In Italy, Posthumus arrives with his guide book, looking lost and is immediately set upon by Iachimo (now a pimp of a brothel) and his prostitutes (all of the other characters in Italy turned into a chorus). The bet is made – 2 Ferraris and money against Imogen’s purity. Iachimo makes his way for England (boat, segulls and fish) and meets Pisanio who falls instantly in love with him and is a bit miffed that he doesn’t notice her. His emergence from the trunk and into the discovery of Imogen’s room becomes a dance (his speech is cut) as he gently moves around her on top of her extra as he gets the watch off her and instead of the mole on her breast, he finds a tattoo to use as
Hark hark the lark was hilarious, an excellent band accompanying a tone deaf Cloten, dancing about in his boxer shorts and telling the band that they were crap when it doesn’t work out. Cloten also wonderfully sleazy, rubbing himself up against any garment of Imogen’s.

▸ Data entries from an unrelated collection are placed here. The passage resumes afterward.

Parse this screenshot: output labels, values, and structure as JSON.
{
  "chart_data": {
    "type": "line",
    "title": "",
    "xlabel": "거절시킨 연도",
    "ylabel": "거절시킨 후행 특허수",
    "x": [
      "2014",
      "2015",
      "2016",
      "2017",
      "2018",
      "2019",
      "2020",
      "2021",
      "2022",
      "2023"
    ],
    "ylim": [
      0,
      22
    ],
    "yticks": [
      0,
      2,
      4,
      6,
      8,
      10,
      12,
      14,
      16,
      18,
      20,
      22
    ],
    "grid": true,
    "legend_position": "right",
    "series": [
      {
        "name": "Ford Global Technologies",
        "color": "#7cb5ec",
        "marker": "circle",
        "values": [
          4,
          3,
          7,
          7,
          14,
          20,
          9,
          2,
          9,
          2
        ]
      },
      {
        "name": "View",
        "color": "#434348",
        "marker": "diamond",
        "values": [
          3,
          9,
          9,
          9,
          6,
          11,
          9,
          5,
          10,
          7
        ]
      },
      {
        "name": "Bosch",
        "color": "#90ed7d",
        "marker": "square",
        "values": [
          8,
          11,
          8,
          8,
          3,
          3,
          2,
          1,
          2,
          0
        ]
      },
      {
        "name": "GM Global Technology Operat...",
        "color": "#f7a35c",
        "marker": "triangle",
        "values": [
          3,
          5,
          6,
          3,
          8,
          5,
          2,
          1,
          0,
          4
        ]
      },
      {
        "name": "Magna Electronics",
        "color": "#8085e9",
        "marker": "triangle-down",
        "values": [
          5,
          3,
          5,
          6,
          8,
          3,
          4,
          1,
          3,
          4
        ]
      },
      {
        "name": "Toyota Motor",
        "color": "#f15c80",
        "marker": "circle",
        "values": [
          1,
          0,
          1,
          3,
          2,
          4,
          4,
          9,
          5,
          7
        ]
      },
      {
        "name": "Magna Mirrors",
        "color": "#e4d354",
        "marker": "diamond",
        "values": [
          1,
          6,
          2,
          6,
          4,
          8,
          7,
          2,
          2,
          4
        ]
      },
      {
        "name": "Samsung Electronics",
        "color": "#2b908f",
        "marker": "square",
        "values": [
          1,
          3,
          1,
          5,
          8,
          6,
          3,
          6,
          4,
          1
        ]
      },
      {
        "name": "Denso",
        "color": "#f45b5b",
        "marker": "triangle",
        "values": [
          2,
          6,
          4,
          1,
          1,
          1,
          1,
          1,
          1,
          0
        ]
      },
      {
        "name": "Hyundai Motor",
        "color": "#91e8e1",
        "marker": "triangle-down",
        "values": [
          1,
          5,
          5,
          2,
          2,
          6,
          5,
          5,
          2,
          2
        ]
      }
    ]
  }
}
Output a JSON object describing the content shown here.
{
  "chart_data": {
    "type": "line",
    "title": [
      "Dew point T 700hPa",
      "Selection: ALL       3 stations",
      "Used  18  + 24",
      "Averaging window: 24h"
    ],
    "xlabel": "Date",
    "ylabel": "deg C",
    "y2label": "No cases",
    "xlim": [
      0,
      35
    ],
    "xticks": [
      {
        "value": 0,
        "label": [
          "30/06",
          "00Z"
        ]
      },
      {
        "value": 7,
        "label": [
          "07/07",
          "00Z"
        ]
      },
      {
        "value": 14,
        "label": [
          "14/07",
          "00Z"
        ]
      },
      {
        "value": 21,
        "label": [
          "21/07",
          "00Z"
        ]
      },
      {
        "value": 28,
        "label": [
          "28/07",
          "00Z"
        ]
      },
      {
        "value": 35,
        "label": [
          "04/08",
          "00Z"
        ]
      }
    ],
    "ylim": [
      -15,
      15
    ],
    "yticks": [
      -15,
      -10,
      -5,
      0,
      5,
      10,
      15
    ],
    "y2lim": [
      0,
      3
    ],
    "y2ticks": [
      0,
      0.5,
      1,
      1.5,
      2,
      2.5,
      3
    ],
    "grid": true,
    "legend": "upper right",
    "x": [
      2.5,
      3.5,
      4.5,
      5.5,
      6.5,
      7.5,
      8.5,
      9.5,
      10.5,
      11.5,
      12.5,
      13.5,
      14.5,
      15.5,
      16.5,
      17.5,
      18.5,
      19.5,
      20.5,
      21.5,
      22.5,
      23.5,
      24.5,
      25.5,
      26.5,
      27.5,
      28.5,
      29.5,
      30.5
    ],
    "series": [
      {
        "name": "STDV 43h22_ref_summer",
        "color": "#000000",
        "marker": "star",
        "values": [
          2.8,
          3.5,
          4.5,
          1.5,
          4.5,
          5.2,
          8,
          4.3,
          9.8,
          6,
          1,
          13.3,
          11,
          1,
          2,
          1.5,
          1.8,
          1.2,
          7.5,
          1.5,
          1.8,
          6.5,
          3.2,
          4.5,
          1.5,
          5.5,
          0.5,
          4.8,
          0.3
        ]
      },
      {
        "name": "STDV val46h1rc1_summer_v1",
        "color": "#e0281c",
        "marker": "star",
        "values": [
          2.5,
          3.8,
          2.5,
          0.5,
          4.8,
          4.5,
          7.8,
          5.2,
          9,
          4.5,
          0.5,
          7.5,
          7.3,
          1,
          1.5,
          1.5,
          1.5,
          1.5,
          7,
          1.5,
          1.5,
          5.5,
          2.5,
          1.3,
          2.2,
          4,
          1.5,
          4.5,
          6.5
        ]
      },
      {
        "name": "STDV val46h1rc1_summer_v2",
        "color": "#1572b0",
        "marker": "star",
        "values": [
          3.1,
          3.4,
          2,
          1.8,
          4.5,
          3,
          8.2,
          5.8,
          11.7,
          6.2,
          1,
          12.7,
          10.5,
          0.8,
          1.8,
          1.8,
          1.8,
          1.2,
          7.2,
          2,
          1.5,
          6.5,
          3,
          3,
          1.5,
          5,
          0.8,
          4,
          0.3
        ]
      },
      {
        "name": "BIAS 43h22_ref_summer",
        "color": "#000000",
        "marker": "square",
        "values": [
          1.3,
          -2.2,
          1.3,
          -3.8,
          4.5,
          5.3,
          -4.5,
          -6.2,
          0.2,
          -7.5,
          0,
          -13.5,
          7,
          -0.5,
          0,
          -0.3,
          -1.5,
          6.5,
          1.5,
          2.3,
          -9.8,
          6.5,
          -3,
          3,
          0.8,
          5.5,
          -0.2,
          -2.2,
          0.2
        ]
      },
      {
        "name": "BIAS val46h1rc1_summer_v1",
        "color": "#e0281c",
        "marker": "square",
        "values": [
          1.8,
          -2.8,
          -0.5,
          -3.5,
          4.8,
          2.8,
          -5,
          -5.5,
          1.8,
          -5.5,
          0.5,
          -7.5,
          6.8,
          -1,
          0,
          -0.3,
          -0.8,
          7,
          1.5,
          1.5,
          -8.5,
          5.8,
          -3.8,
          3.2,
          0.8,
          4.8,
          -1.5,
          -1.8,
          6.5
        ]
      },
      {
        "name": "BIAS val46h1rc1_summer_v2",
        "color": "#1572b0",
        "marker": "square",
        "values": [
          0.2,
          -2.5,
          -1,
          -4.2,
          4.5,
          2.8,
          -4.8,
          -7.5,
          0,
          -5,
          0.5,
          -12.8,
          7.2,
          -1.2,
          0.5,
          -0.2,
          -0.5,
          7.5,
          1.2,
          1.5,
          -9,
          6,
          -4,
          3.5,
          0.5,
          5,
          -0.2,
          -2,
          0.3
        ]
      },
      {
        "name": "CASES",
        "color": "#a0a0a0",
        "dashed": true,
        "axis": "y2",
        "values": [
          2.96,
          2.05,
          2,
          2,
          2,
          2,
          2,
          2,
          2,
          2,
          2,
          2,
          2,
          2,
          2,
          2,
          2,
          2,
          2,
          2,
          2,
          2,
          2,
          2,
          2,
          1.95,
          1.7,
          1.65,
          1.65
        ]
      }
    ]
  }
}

In England, Caius Lucius is cut from the play and replaced with two security people in black bearing the portrait (on wheels) of a benevolent Caesar. One of the guards plays a answering machine tape and from it we hear the voice of Caesar. When the tribute is denied the portrait is flipped around to reveal angry Caesar and a new tape is played.
Imogen flies to Milford Haven and instead of Fidele she makes an exchange of clothing with a homeless man (who is delighted with the new dresses he has aquired) and becomes Ian, finds the makeshift shelter of Belarius and goes to sleep. It’s about from here that I got a touch confused (and I confess that five plays have passed since I saw this so my memory is a touch dim) as to why Imogen takes the poison, who finds her after she wakes and, well, all of the battle. I know that everyone went to battle but as to who was on what side, I have no idea – Posthumus doesn’t have his one on one battle with Iachimo and rather than being captured dreams (or maybe passes out) on the battle field to have the vision of his parents (dressed in vaguely WWII regalia) who appeal to Jupiter (doubled by the actor playing Iachimo and also in war regalia which I think made him a different character but I’m not so sure). And then suddenly reveals at the end and they just kind of happen again I wasn’t sure if it was meant to be on the battlefield on in the Court … but it did end with every lightbulb on the sign lit to spell out (triumphantly) Cymbeline.
It was a very good production. Not as good, or clever, or exciting or heartbreaking as Tristan and Yseult (where the device of the unloved worked brilliantly), but charming none the less. Maybe in this case, knowing the actual play made things confusing for the spectator and had I not known the plot (as the many teenagers at this matinee didn’t) I may have enjoyed it more.